Because SSF recognizes the importance of family in improving the lives of supported children, the organization places emphasis on allowing them to live with their families, in their own communities. The majority of those that SSF supports live at home as opposed to placing them in institutionalized care where they are unable to assist their younger brothers and sisters. Moreover child adoption programs and the like displace the children from their communities and families that make up an important part of Cambodian life. However, there are some cases where SSF recognizes that living at home is detrimental to the development of the child, for instance in abusive situations. Additionally, some villages are so far from the nearest school that it would be nearly impossible for them to travel back and forth each day, especially when the route it dangerous for them to travel. If supported children live more than 6 km from their school, then the children are given a place to stay at the SSF compound, which is close enough to their homes that they can frequently visit their families.

The SSF Compound is more than just a shelter that provides a safe place to stay and food to eat, but also a place for learning. The greater goal of the Sao Sary Foundation is to teach the children skills that will allow them to succeed on their own once they grow up so that they will be better equipped to provide for their families. SSF understands that protecting them from harm is only a solution that will help them for the present. Social and financial education is of paramount importance, in order to ensure that they will be able to succeed throughout their lives.

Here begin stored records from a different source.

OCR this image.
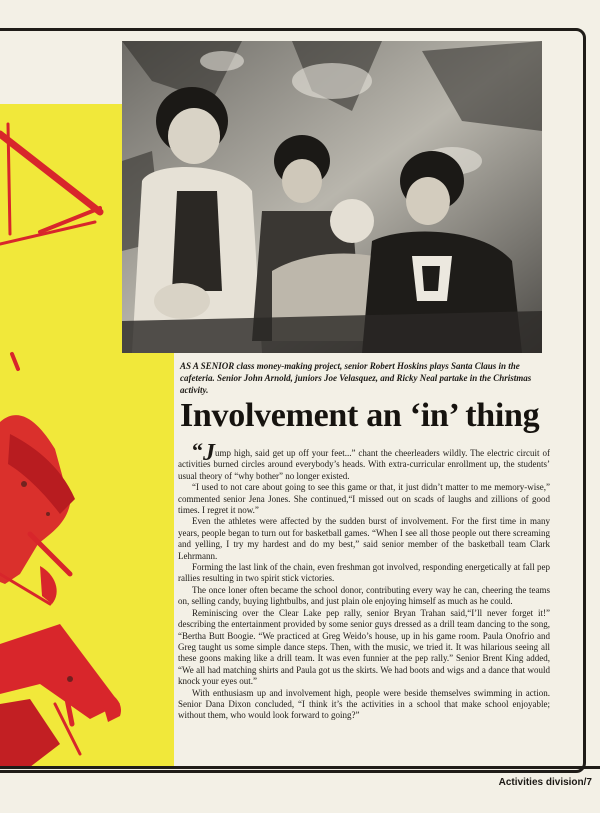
AS A SENIOR class money-making project, senior Robert Hoskins plays Santa Claus in the cafeteria. Senior John Arnold, juniors Joe Velasquez, and Ricky Neal partake in the Christmas activity.
Involvement an ‘in’ thing

“Jump high, said get up off your feet...” chant the cheerleaders wildly. The electric circuit of activities burned circles around everybody’s heads. With extra-curricular enrollment up, the students’ usual theory of “why bother” no longer existed.

“I used to not care about going to see this game or that, it just didn’t matter to me memory-wise,” commented senior Jena Jones. She continued,“I missed out on scads of laughs and zillions of good times. I regret it now.”

Even the athletes were affected by the sudden burst of involvement. For the first time in many years, people began to turn out for basketball games. “When I see all those people out there screaming and yelling, I try my hardest and do my best,” said senior member of the basketball team Clark Lehrmann.

Forming the last link of the chain, even freshman got involved, responding energetically at fall pep rallies resulting in two spirit stick victories.

The once loner often became the school donor, contributing every way he can, cheering the teams on, selling candy, buying lightbulbs, and just plain ole enjoying himself as much as he could.

Reminiscing over the Clear Lake pep rally, senior Bryan Trahan said,“I’ll never forget it!” describing the entertainment provided by some senior guys dressed as a drill team dancing to the song, “Bertha Butt Boogie. “We practiced at Greg Weido’s house, up in his game room. Paula Onofrio and Greg taught us some simple dance steps. Then, with the music, we tried it. It was hilarious seeing all these goons making like a drill team. It was even funnier at the pep rally.” Senior Brent King added, “We all had matching shirts and Paula got us the skirts. We had boots and wigs and a dance that would knock your eyes out.”

With enthusiasm up and involvement high, people were beside themselves swimming in action. Senior Dana Dixon concluded, “I think it’s the activities in a school that make school enjoyable; without them, who would look forward to going?”

Activities division/7
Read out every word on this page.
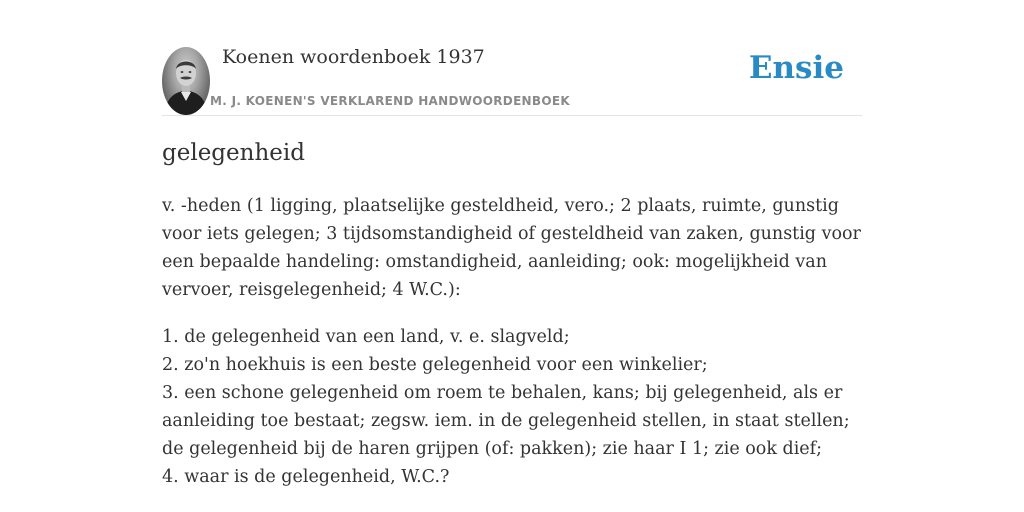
Koenen woordenboek 1937
M. J. KOENEN'S VERKLAREND HANDWOORDENBOEK
Ensie
gelegenheid

v. -heden (1 ligging, plaatselijke gesteldheid, vero.; 2 plaats, ruimte, gunstig voor iets gelegen; 3 tijdsomstandigheid of gesteldheid van zaken, gunstig voor een bepaalde handeling: omstandigheid, aanleiding; ook: mogelijkheid van vervoer, reisgelegenheid; 4 W.C.):

1. de gelegenheid van een land, v. e. slagveld;
2. zo'n hoekhuis is een beste gelegenheid voor een winkelier;
3. een schone gelegenheid om roem te behalen, kans; bij gelegenheid, als er aanleiding toe bestaat; zegsw. iem. in de gelegenheid stellen, in staat stellen; de gelegenheid bij de haren grijpen (of: pakken); zie haar I 1; zie ook dief;
4. waar is de gelegenheid, W.C.?
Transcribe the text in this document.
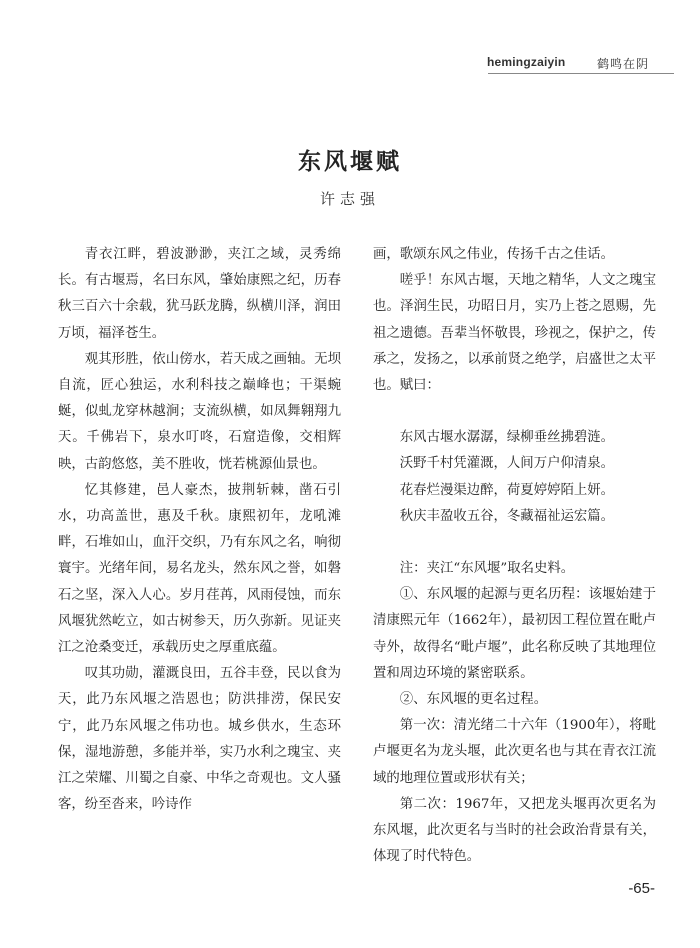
hemingzaiyin	鹤鸣在阴
东风堰赋
许志强

青衣江畔，碧波渺渺，夹江之域，灵秀绵长。有古堰焉，名曰东风，肇始康熙之纪，历春秋三百六十余载，犹马跃龙腾，纵横川泽，润田万顷，福泽苍生。

观其形胜，依山傍水，若天成之画轴。无坝自流，匠心独运，水利科技之巅峰也；干渠蜿蜒，似虬龙穿林越涧；支流纵横，如凤舞翱翔九天。千佛岩下，泉水叮咚，石窟造像，交相辉映，古韵悠悠，美不胜收，恍若桃源仙景也。

忆其修建，邑人豪杰，披荆斩棘，凿石引水，功高盖世，惠及千秋。康熙初年，龙吼滩畔，石堆如山，血汗交织，乃有东风之名，响彻寰宇。光绪年间，易名龙头，然东风之誉，如磐石之坚，深入人心。岁月荏苒，风雨侵蚀，而东风堰犹然屹立，如古树参天，历久弥新。见证夹江之沧桑变迁，承载历史之厚重底蕴。

叹其功勋，灌溉良田，五谷丰登，民以食为天，此乃东风堰之浩恩也；防洪排涝，保民安宁，此乃东风堰之伟功也。城乡供水，生态环保，湿地游憩，多能并举，实乃水利之瑰宝、夹江之荣耀、川蜀之自豪、中华之奇观也。文人骚客，纷至沓来，吟诗作

画，歌颂东风之伟业，传扬千古之佳话。

嗟乎！东风古堰，天地之精华，人文之瑰宝也。泽润生民，功昭日月，实乃上苍之恩赐，先祖之遗德。吾辈当怀敬畏，珍视之，保护之，传承之，发扬之，以承前贤之绝学，启盛世之太平也。赋曰：

东风古堰水潺潺，绿柳垂丝拂碧涟。

沃野千村凭灌溉，人间万户仰清泉。

花春烂漫渠边醉，荷夏婷婷陌上妍。

秋庆丰盈收五谷，冬藏福祉运宏篇。

注：夹江“东风堰”取名史料。

①、东风堰的起源与更名历程：该堰始建于清康熙元年（1662年），最初因工程位置在毗卢寺外，故得名“毗卢堰”，此名称反映了其地理位置和周边环境的紧密联系。

②、东风堰的更名过程。

第一次：清光绪二十六年（1900年），将毗卢堰更名为龙头堰，此次更名也与其在青衣江流域的地理位置或形状有关；

第二次：1967年，又把龙头堰再次更名为东风堰，此次更名与当时的社会政治背景有关，体现了时代特色。

-65-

SSF seeks to instill in them the idea that must be able to think for themselves and truly desire more than a life working hard for others that will barely allow them to earn enough money to survive. Without successful parental role models, the children that SSF supports have had few chances to learn simple life skills that many people take for granted, such as financial responsibility and the importance of learning. By teaching them basic vocational skills such as haircutting, cooking, and massage therapy, SSF hopes to provide them with a chance to develop long-term business strategies that are fostered through involvement, for instance, in the organization’s banana cake selling operation. SSF seeks to provide them with the skills they need to provide for themselves and their children in the future and become leaders in their community.

Everything that happens at the SSF compound is done in a way to support community involvement. Everyone involved with the organization, including the staff, is treated the same. Everyone lives and works together. Whereas Cambodian culture is based around a hierarchical structure that requires obedience to elders, SSF has worked to establish a supportive environment where everyone’s ideas can be heard. In fact, the children are encouraged to try to come up with ideas of their own, a characteristic is not often taught in Cambodia schools. The same ideas are promoted within the communities, because it is equally important to teaching adults about the benefits of listening to their children. Sadly, few people in Cambodia recognize the importance of giving back to their communities as interpersonal relationships often stop at the family level. While the children are taught about the importance of volunteer efforts and the ways they can work to solve the problems they see in society, SSF has also instituted mechanisms that provide for monthly community wide meetings. By pooling their ideas and their resources, SSF understands that the communities will be better positioned to respond to their own problems in the future.

Nonprofit organization works to help absolute poor families to care for their children, avoiding them from all forms of violence, exploitation, abuse against, including child sexual commercial, trafficking, child labor and child marriage.